3. God will provide. He has provided hours in the day to get all my classwork done for my Maymester courses, He has provided opportunities for me to meet with people who helped me discern more of my calling, He has provided incredible relationships with people I never expected to be close with, He has provided encouragement in so many ways, He has provided ways for me to make money this summer as I start to try to figure out what's next for me, He has provided community for me at church and in the college ministry, He has provided. Abundantly. Constantly. Perfectly.

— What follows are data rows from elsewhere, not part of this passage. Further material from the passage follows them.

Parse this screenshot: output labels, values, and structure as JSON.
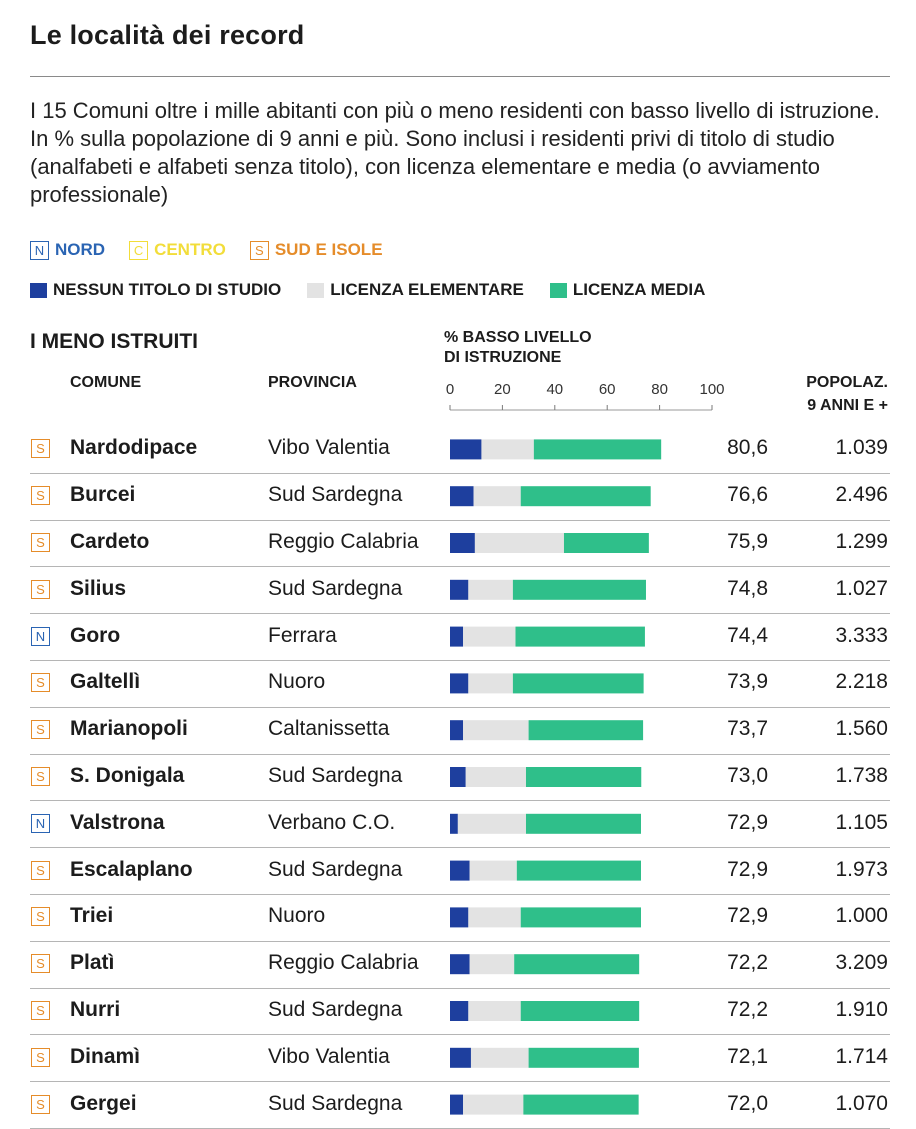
{
  "title": "Le località dei record",
  "intro": "I 15 Comuni oltre i mille abitanti con più o meno residenti con basso livello di istruzione. In % sulla popolazione di 9 anni e più. Sono inclusi i residenti privi di titolo di studio (analfabeti e alfabeti senza titolo), con licenza elementare e media (o avviamento professionale)",
  "regions": [
    {
      "code": "N",
      "label": "NORD",
      "color": "#2a64b3"
    },
    {
      "code": "C",
      "label": "CENTRO",
      "color": "#f2dd3a"
    },
    {
      "code": "S",
      "label": "SUD E ISOLE",
      "color": "#e58c2a"
    }
  ],
  "colors": {
    "nessun_titolo": "#1e3f9e",
    "elementare": "#e3e3e3",
    "media": "#2fbf8a"
  },
  "section_title": "I MENO ISTRUITI",
  "headers": {
    "comune": "COMUNE",
    "provincia": "PROVINCIA",
    "pct_line1": "% BASSO LIVELLO",
    "pct_line2": "DI ISTRUZIONE",
    "pop_line1": "POPOLAZ.",
    "pop_line2": "9 ANNI E +"
  },
  "chart_data": {
    "type": "bar",
    "title": "% BASSO LIVELLO DI ISTRUZIONE",
    "stacked": true,
    "orientation": "horizontal",
    "xlim": [
      0,
      100
    ],
    "xticks": [
      "0",
      "20",
      "40",
      "60",
      "80",
      "100"
    ],
    "legend": [
      "NESSUN TITOLO DI STUDIO",
      "LICENZA ELEMENTARE",
      "LICENZA MEDIA"
    ],
    "rows": [
      {
        "region": "S",
        "comune": "Nardodipace",
        "provincia": "Vibo Valentia",
        "total": "80,6",
        "popolazione": "1.039",
        "nessun_titolo": 12,
        "elementare": 20,
        "media": 48.6
      },
      {
        "region": "S",
        "comune": "Burcei",
        "provincia": "Sud Sardegna",
        "total": "76,6",
        "popolazione": "2.496",
        "nessun_titolo": 9,
        "elementare": 18,
        "media": 49.6
      },
      {
        "region": "S",
        "comune": "Cardeto",
        "provincia": "Reggio Calabria",
        "total": "75,9",
        "popolazione": "1.299",
        "nessun_titolo": 9.5,
        "elementare": 34,
        "media": 32.4
      },
      {
        "region": "S",
        "comune": "Silius",
        "provincia": "Sud Sardegna",
        "total": "74,8",
        "popolazione": "1.027",
        "nessun_titolo": 7,
        "elementare": 17,
        "media": 50.8
      },
      {
        "region": "N",
        "comune": "Goro",
        "provincia": "Ferrara",
        "total": "74,4",
        "popolazione": "3.333",
        "nessun_titolo": 5,
        "elementare": 20,
        "media": 49.4
      },
      {
        "region": "S",
        "comune": "Galtellì",
        "provincia": "Nuoro",
        "total": "73,9",
        "popolazione": "2.218",
        "nessun_titolo": 7,
        "elementare": 17,
        "media": 49.9
      },
      {
        "region": "S",
        "comune": "Marianopoli",
        "provincia": "Caltanissetta",
        "total": "73,7",
        "popolazione": "1.560",
        "nessun_titolo": 5,
        "elementare": 25,
        "media": 43.7
      },
      {
        "region": "S",
        "comune": "S. Donigala",
        "provincia": "Sud Sardegna",
        "total": "73,0",
        "popolazione": "1.738",
        "nessun_titolo": 6,
        "elementare": 23,
        "media": 44
      },
      {
        "region": "N",
        "comune": "Valstrona",
        "provincia": "Verbano C.O.",
        "total": "72,9",
        "popolazione": "1.105",
        "nessun_titolo": 3,
        "elementare": 26,
        "media": 43.9
      },
      {
        "region": "S",
        "comune": "Escalaplano",
        "provincia": "Sud Sardegna",
        "total": "72,9",
        "popolazione": "1.973",
        "nessun_titolo": 7.5,
        "elementare": 18,
        "media": 47.4
      },
      {
        "region": "S",
        "comune": "Triei",
        "provincia": "Nuoro",
        "total": "72,9",
        "popolazione": "1.000",
        "nessun_titolo": 7,
        "elementare": 20,
        "media": 45.9
      },
      {
        "region": "S",
        "comune": "Platì",
        "provincia": "Reggio Calabria",
        "total": "72,2",
        "popolazione": "3.209",
        "nessun_titolo": 7.5,
        "elementare": 17,
        "media": 47.7
      },
      {
        "region": "S",
        "comune": "Nurri",
        "provincia": "Sud Sardegna",
        "total": "72,2",
        "popolazione": "1.910",
        "nessun_titolo": 7,
        "elementare": 20,
        "media": 45.2
      },
      {
        "region": "S",
        "comune": "Dinamì",
        "provincia": "Vibo Valentia",
        "total": "72,1",
        "popolazione": "1.714",
        "nessun_titolo": 8,
        "elementare": 22,
        "media": 42.1
      },
      {
        "region": "S",
        "comune": "Gergei",
        "provincia": "Sud Sardegna",
        "total": "72,0",
        "popolazione": "1.070",
        "nessun_titolo": 5,
        "elementare": 23,
        "media": 44
      }
    ]
  }
}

4. Be thankful for the little things. There have been a lot of big changes in my life in this past month, and a lot of big uncertainties. But throughout all of it, I've been staying focused on the little things, and seeing God in them constantly. My knee is a big mess, but every day, there are little successes that I've held on to and been proud of, and they've given me strength to keep fighting and pushing onward. It has changed my attitude over time to be one full of joy and hope and thankfulness. God is so big, so mighty, so incredibly powerful and sovereign, and He has been wrapping me up in love and light and so, so many beautiful, wonderful little things.
5. Community is everywhere. I left JMU knowing community would be what I missed the most. I lived in a great community in my house, I had an incredible small group that I was a part of, and a wonderful small group I was blessed to help lead. I was a part of a massively awesome chapter of IV. I had a community of God-loving women at work. I was surrounded, everywhere I went and in everything I did, by strong communities of believers. In the past few weeks, I've seen community start to form and blossom here in Richmond. I've connected with so many people at Hope (who knew a huge knee brace and some crutches could be such a great conversation starter!), and found people I know I'll grow closer to this summer. I've reconnected with old friends, and gotten to know totally new people that have come to be so meaningful and important to me. Community isn't just at JMU. Community is in people. Community is the body of Christ coming together, and that happens everywhere.
It's been a month since I said goodbye to my time as a student at JMU, and almost a month since my knee surgery, and I'm so thankful and so blessed that I've had this month to learn and grow and just deeply rest in who God is. I'm thankful for the lessons I've been learning, and the ways in which my heart has been growing. I'm thankful for being forced to slow down and appreciate every little thing, every person in my life, every tiny victory and new step (literally). I have no clue whatsoever what adventures are ahead, but I'm savoring this time of rest and slowness and growth before God opens up new doors.
What's God been showing you this summer so far? I'd love to hear, and I'd love to be praying for you and for what's ahead in these hot and humid months!